When we started Midstay in 2021, we were building a B2C social app for digital nomads and remote workers. Like many early-stage startups, we kept our tech stack lean and focused on moving fast. Our workflow was fairly pragmatic and conventional: Figma for design, Notion for planning, Heroku for deployment, and Tailwind with Flowbite to build our Ruby on Rails UIs quickly. It worked well, and for a team of our size, we were reasonably productive.

But looking back now, 4 years later, it feels like we were moving at a snail’s pace. The tools were solid, and although we had some automation, it was still a very manual process.

With the arrival of GPT-3 in 2022, I was excited. And even more so when Github launched their Copilot. However, after playing around with it for a while, it left a lot to be desired. GPT-3 was useful, but lacking, and I couldn’t make Copilot work for me past some one-line autocompletes. This made me shift my attention away from it for a while, mainly using ChatGPT as a pair programmer/strategist, and just checking in occasionally to see what was new in the AI hype. For a long time, it felt too immature to make a substantial difference.

A super-powered workflow?

Since then we pivoted to B2B and focused fully on Team Retreats. Initially we used our tech resources to build an internal tool to streamline both our sales and operations, but along the way we saw an opportunity to offer the core functionality of this tool to our main partners, the MICE (Meetings, Incentives, Conferences, and Events) hotel industry. This industry is currently highly manual, and follows a very similar workflow as our Team Retreats business. As we started planning that shift, and as the AI agent hype was really starting to roar, I decided to intensify the research into how new AI developments could help us build our upcoming SaaS initiative. Initially I was focused on the tech workflow, but it has led me way past that.

Over the last few months our development workflow has started to transform:

  • Prototyping now takes a fraction of the time using tools like Lovable or Builder.io.
  • Cursor is now writing a growing share of our code, thanks to tighter workflows and better prompt design. It integrates deeply with Notion, GitHub, Figma, and Sentry, so context flows directly into the development experience, helping us move a lot faster. We are optimising our Notion templates to provide the best possible context for our agents, and I’ve built the first iteration of our a tailored workflow system, MCP.
  • Claude Code in GitHub lets us apply small AI-driven changes directly to pull requests, without even opening an IDE.
  • Cursor’s Background Agents (and recently GitHub’s Copilot Agents) now act like junior devs in the cloud. You assign a task, and they open a PR when done. We haven’t used this yet, but I’m investigating how we could “train” these agents, or provide improved workflows and context, for them to solve increasingly complex tasks.
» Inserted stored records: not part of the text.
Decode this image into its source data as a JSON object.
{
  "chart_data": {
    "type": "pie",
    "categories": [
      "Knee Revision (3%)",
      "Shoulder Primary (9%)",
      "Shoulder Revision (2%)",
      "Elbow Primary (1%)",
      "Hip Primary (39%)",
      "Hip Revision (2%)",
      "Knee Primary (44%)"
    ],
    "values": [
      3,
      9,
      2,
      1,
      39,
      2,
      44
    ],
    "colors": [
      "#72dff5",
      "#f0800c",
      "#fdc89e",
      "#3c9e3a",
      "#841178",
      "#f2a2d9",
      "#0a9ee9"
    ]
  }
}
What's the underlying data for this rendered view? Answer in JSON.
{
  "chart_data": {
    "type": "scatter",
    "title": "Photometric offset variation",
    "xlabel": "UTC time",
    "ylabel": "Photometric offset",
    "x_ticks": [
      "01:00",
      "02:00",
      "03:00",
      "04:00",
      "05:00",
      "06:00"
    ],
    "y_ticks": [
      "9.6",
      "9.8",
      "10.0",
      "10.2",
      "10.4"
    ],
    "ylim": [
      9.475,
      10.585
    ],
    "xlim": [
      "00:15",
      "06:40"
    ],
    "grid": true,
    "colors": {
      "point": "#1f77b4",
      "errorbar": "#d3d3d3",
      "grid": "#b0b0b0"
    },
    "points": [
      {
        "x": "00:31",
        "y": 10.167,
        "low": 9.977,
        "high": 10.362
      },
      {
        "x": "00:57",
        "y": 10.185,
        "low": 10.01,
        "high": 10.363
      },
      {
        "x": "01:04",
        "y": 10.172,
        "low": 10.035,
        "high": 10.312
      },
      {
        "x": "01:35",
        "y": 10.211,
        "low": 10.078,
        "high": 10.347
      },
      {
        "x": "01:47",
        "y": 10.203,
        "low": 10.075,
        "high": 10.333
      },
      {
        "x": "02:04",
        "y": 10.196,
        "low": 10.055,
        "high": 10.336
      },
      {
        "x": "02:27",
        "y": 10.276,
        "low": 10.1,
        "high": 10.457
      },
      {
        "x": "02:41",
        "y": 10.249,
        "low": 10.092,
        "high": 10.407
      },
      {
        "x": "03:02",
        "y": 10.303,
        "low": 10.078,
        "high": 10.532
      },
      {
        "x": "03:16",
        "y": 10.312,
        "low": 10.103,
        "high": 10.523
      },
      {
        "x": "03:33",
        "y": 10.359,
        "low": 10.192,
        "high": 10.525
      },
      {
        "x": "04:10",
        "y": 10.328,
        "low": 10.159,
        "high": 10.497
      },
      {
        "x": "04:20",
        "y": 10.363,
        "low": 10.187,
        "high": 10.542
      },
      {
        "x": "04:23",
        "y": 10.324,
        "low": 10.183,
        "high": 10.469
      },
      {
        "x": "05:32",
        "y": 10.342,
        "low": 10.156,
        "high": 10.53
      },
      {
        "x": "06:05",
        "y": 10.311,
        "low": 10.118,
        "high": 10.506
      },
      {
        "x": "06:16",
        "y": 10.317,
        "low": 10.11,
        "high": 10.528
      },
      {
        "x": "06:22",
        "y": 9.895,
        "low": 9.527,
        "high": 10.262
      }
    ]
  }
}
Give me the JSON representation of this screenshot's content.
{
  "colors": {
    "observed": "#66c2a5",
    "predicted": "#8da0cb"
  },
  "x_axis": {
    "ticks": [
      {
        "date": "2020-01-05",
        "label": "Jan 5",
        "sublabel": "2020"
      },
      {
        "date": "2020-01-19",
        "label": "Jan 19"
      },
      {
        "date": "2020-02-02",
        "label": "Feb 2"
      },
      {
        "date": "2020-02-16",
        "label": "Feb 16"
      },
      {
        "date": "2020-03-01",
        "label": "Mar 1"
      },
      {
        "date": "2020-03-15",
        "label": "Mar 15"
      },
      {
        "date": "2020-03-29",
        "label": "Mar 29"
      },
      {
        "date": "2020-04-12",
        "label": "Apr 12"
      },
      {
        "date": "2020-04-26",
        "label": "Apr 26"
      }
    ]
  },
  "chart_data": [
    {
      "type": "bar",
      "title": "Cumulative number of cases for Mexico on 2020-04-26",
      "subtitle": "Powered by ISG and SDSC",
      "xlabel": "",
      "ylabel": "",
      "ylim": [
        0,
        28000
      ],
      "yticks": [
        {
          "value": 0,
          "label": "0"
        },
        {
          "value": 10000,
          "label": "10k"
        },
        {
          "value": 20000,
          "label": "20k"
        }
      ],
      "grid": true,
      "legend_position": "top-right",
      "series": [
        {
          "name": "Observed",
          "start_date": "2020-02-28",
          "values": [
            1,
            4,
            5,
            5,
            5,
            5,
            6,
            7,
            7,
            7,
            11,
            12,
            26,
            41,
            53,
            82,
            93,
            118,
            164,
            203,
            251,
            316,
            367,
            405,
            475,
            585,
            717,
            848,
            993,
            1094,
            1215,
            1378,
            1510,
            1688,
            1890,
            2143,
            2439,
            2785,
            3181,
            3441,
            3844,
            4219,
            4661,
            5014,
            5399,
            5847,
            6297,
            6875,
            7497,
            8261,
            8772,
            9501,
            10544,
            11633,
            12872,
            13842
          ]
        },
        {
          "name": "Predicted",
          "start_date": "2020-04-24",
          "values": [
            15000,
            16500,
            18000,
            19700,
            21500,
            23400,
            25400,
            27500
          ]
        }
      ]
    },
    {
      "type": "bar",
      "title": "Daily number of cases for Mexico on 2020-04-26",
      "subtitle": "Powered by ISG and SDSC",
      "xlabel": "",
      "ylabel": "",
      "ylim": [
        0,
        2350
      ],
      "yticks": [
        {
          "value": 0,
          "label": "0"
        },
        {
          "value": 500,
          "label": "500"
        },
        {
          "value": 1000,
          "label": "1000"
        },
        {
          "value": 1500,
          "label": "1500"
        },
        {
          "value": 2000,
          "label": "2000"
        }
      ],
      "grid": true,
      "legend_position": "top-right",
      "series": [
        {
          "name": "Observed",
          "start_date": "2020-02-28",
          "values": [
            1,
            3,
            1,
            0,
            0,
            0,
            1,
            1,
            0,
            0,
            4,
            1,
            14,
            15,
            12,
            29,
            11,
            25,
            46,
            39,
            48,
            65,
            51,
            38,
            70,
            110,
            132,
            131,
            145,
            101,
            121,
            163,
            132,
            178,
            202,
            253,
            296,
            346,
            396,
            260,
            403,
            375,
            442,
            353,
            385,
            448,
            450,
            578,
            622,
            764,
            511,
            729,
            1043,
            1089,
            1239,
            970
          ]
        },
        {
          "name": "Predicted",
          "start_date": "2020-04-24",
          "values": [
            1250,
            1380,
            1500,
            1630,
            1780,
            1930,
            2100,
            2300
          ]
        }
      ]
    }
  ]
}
While we’re cautious about giving too much autonomy without stronger guardrails—and I haven’t completely jumped on the ‘vibe-coding’ train—it’s clear this is where things are heading. And what we are learning is that putting effort into guiding and controlling the AI agents is starting to pay off big time as the processes get fine-tuned and the tooling keeps improving.

Scaling a service business

These were areas I was directly researching to improve our team, but as I was learning more and more I was starting to understand new use cases across our business. First of all, we have been aware that our Team Retreats service business has had clear limitations to scale. There are so many parts of the business that have been difficult to automate, but this is about to change with the potential of modern AI agents. Service businesses now have the potential to scale in a way they didn’t use to before.

Many of our workflows depend on interpreting context, stitching together information from different sources, and making judgment calls — all things that were hard to automate with conventional systems. But agents that can operate across tools, extract meaning, and take action are starting to make this possible. We’re now exploring how parts of our retreat coordination process could be handled by agents that interpret incoming requests, generate draft itineraries, assign tasks, or even prep proposals. It’s early, but the shape of what’s possible is getting clearer.

The future SaaS landscape

Finally, this is also starting to change the way we think about our SaaS. Our internal product is still quite conventional, with our procedures and interfaces being handled by our Ruby on Rails backend - in Ruby, and this was our starting point as we were brainstorming the new potential SaaS product. We now see a different future, where SaaS may be shifting from interface-driven software toward agent-driven products. We are not fully ready for this shift yet, but we are preparing for it. It brings attractive potential in how we can offer more flexibility in our software at a lower development cost, but most importantly it can provide a better experience and capabilities for our future users.

Don’t sleep on this

We are obviously not the only company in this transition, and we may even be late. However, this post is for anyone still on the sideline, either out of lack of interest or faith, or just because you haven’t spent the time it takes to dig into it. To be fair, it’s a significant investment, but I think it will be a huge mistake not to make it. Now. Software companies are most likely to adopt all the new tooling first, but other industries also need to pay attention. Don’t sit on the sidelines just because your initial prompts didn’t seem valuable. It will take effort, but it will be worth it.